Parmi les arguments du chimiste, il y a surtout l’idée que les « doigts » des assembleurs seraient trop gros et trop collants (fat and sticky fingers) et les réactions chimiques trop subtiles (à l’image de l’amour) pour permettre une manipulation et un positionnement précis des atomes ou des molécules. S’il concède à Drexler que le vivant dispose de doigts pour manipuler la matière au niveau moléculaire (enzymes, ribosomes, protéines...) c’est pour mieux faire le distinguo entre une chimie du vivant en milieu aqueux et les besoins de l’industrie en matériaux spécifiques ; les ordinateurs ou les voitures ne sont pas constitués de bois et d’os. De son côté, l’ingénieur imagine toute une nano-usine complexe de nano-convoyeurs, nano-positionneurs, nano-ordinateurs soumis à des fréquences de l’ordre du giga hertz et en réfère in fine à la vision prémonitoire de Richard Feynman d’une fabrication moléculaire strictement mécanique. Les deux hommes ne tombent pas d’accord.
La technicité du débat ne doit cependant pas nous égarer sur le véritable enjeu de la polémique. La clé s’en trouve dans la conclusion que le professeur Smalley a eu le privilège d’apporter. « You and people around you have scared our children. I don’t expect you to stop, but I hope others in the chemical community will join with me in turning on the light, and showing our children that, while our future in the real world will be challenging and there are real risks, there will be no such monster as the self-replicating mechanical nanobot of your dreams. »
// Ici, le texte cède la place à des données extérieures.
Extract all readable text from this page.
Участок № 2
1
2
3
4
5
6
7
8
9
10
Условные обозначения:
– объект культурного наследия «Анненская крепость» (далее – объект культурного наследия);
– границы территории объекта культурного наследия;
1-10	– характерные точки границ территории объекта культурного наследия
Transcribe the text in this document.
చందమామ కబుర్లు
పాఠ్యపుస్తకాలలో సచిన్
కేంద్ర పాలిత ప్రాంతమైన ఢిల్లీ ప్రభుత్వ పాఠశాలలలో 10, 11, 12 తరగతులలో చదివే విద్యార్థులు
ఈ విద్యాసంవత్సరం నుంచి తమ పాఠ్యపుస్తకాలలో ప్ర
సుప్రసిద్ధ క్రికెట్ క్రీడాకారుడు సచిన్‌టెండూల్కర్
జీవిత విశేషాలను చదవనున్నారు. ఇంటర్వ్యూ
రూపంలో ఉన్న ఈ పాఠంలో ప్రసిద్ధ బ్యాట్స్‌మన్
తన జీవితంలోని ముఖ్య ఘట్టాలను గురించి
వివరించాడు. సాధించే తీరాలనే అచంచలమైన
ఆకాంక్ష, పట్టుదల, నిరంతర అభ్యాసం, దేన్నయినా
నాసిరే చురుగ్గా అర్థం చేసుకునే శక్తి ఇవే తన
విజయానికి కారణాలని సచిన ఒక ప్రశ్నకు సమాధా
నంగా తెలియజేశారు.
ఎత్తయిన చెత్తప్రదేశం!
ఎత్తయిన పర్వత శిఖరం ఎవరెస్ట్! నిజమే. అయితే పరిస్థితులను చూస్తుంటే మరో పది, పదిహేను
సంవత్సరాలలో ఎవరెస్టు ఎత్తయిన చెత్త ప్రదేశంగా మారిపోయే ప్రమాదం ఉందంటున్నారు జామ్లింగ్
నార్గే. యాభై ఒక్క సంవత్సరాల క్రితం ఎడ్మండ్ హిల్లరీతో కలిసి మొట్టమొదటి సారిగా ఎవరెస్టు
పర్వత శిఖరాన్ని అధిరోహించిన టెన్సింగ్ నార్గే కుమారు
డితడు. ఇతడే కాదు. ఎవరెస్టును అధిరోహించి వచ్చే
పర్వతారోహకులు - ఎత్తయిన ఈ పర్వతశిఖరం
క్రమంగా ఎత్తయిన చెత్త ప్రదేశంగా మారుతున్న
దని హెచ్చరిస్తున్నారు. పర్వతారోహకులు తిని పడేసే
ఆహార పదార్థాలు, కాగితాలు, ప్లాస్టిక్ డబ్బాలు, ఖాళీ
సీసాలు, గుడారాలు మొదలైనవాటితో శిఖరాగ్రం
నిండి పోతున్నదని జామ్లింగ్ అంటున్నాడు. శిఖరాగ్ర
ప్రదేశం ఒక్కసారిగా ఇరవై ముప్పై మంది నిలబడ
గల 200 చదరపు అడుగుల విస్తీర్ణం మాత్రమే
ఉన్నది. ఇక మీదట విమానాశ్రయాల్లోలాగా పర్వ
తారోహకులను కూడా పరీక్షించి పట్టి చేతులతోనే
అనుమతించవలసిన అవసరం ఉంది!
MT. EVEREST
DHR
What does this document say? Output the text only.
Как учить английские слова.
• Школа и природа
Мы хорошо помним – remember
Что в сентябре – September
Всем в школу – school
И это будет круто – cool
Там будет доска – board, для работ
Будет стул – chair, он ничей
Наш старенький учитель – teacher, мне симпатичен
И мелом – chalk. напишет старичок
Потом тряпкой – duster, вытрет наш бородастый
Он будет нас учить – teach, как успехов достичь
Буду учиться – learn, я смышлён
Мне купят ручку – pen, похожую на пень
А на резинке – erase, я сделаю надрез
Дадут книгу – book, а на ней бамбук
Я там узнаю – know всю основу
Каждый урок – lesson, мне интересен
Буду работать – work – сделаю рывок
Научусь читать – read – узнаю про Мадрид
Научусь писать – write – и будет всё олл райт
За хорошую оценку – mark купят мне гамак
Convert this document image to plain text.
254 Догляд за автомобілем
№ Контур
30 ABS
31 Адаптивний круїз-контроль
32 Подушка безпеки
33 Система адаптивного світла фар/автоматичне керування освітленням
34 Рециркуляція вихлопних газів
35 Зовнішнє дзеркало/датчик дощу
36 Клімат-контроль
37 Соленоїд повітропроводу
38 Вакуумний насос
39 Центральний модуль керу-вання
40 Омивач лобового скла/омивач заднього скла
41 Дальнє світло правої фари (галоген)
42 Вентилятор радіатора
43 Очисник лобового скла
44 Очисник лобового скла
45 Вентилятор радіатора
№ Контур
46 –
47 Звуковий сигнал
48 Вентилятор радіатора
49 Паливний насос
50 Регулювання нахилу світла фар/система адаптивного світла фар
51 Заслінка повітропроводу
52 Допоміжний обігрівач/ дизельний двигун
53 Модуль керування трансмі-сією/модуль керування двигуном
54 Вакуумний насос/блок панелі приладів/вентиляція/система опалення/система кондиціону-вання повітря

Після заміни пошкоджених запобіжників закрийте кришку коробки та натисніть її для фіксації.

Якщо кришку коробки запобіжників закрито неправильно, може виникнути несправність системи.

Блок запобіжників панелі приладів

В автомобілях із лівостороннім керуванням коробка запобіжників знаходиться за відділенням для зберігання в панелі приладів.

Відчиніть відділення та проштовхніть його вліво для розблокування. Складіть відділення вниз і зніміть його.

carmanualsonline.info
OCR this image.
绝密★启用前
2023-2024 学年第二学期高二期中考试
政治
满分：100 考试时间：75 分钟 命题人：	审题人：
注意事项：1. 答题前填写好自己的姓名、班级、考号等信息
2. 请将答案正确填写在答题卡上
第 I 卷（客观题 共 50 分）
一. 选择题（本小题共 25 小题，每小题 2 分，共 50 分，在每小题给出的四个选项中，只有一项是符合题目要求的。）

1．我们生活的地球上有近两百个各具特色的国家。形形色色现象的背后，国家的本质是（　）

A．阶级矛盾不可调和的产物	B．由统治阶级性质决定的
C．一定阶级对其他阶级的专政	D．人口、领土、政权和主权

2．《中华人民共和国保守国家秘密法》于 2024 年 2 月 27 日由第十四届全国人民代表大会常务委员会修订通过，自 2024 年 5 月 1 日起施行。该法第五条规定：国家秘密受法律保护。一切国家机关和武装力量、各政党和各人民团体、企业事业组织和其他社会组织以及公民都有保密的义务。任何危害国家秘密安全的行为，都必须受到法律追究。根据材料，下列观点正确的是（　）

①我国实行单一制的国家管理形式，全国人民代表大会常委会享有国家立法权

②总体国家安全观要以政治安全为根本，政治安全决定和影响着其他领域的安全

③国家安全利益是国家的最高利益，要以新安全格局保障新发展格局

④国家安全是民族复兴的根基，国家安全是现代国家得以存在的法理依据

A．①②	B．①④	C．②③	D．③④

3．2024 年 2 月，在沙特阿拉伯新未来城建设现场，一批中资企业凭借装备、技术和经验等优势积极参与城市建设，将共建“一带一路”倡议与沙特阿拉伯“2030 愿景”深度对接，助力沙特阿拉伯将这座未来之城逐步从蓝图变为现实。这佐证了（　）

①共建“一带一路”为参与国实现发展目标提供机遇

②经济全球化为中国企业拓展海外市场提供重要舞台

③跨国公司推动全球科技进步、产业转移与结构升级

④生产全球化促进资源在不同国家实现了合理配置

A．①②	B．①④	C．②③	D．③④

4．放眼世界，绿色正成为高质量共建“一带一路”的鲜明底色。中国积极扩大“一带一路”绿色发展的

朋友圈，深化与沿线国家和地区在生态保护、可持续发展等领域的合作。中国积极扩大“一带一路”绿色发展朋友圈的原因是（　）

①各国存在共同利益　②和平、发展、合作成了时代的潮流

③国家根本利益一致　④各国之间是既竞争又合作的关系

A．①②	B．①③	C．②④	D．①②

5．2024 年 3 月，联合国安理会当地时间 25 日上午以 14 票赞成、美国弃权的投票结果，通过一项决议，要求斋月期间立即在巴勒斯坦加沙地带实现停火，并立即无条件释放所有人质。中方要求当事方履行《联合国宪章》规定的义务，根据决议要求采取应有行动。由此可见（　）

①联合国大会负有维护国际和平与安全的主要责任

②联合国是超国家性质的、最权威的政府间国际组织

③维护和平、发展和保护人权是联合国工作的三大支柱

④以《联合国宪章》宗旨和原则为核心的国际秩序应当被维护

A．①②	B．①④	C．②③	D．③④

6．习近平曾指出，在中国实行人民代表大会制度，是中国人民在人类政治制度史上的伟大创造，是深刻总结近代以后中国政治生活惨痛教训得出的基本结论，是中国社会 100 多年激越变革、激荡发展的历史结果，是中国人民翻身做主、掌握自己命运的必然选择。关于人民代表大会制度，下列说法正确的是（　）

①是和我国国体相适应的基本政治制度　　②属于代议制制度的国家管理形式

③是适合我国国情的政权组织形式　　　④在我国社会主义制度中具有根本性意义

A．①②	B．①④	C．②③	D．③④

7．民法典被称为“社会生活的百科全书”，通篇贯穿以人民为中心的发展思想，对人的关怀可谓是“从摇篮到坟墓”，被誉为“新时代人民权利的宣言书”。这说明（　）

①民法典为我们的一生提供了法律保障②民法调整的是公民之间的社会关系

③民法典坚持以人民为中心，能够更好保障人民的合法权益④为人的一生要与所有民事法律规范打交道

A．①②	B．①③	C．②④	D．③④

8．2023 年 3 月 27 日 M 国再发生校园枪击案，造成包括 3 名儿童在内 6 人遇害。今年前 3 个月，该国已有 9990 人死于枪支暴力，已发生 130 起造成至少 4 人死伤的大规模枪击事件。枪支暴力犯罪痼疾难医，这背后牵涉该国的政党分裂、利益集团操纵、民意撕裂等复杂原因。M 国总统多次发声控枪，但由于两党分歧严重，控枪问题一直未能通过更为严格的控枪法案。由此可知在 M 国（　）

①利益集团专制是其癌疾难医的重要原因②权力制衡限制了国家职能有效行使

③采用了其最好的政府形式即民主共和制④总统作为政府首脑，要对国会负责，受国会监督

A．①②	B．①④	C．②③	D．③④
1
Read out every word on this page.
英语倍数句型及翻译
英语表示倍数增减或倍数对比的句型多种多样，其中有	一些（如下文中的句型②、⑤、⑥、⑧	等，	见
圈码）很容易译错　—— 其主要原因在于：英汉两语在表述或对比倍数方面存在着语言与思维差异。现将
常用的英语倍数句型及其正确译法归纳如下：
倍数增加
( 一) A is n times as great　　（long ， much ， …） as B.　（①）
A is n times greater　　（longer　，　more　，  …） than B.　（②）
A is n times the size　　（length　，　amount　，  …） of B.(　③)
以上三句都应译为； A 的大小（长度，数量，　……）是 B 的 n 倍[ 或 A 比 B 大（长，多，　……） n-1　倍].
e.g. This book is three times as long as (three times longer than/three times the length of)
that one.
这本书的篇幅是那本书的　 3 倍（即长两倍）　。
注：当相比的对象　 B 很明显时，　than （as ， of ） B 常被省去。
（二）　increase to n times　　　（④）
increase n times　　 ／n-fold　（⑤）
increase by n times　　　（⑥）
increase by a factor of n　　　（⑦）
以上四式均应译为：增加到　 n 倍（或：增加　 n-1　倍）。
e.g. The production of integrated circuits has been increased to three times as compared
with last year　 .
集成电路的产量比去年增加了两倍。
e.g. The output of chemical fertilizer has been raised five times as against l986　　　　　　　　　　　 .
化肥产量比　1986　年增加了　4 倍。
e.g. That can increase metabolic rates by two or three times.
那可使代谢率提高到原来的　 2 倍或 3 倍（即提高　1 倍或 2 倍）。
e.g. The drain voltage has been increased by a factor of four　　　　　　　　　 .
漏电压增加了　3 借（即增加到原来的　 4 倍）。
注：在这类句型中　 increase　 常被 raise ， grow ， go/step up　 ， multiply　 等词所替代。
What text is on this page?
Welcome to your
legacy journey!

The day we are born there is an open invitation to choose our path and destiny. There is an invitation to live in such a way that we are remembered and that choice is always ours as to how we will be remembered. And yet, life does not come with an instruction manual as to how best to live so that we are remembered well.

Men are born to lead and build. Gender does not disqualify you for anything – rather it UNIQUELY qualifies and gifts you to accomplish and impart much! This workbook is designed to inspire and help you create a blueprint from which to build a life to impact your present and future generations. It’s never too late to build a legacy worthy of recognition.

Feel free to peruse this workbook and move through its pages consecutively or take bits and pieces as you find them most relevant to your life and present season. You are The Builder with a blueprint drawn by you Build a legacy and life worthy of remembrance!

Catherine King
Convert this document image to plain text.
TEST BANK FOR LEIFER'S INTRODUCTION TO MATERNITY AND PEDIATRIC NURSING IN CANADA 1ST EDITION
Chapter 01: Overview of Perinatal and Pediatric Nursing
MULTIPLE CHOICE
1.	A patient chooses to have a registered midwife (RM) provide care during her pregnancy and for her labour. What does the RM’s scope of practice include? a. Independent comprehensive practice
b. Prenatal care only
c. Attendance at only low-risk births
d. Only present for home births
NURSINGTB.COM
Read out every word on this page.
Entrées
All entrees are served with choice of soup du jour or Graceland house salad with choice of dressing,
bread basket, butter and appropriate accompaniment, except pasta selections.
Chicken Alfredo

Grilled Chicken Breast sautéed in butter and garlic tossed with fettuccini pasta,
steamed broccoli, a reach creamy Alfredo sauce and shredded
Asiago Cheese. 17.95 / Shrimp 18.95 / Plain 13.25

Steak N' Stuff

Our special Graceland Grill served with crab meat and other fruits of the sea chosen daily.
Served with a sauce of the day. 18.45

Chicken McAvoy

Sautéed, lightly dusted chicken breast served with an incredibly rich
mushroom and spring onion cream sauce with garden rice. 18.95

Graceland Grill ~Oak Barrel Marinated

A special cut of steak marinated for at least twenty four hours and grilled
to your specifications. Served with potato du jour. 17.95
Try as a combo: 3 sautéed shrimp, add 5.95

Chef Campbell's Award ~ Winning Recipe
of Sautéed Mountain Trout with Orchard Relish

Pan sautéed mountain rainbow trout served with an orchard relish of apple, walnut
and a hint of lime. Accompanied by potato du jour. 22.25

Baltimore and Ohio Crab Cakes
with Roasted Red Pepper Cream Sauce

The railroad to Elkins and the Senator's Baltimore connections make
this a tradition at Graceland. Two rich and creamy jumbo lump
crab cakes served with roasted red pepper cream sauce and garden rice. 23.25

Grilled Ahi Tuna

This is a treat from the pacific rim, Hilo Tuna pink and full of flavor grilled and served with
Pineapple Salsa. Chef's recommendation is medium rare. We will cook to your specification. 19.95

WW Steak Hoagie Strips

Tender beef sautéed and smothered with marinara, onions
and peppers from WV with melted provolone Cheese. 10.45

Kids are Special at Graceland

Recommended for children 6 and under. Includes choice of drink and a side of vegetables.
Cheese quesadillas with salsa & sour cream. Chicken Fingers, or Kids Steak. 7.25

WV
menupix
Il faut noter qu’entre-temps Michæl Crichton, auteur à succès, a mis en scène de tels nanobots dans son roman Prey (02) de manière dramatique, puisque « la proie », en l’occurrence, c’est l’homme (et le carbone qu’il contient). De quoi marquer les jeunes esprits américains.
Il semble que, sur ce point, le coup porté par Smalley aux élucubrations de Drexler ait touché au but. Si ce dernier n’a pas abandonné les principes de base de sa technologie moléculaire, il parait avoir écarté la nécessité de l’auto-réplication des assembleurs ainsi qu’en témoigne la citation tirée de Safe exponential manufacturing , ici mise en exergue. Certainement Drexler est-il animé du souci de garantir une publicité positive à sa technologie moléculaire et aux nanotechnologies en général ; dans le droit-fil de l’activité de lobbying propre au Forsight.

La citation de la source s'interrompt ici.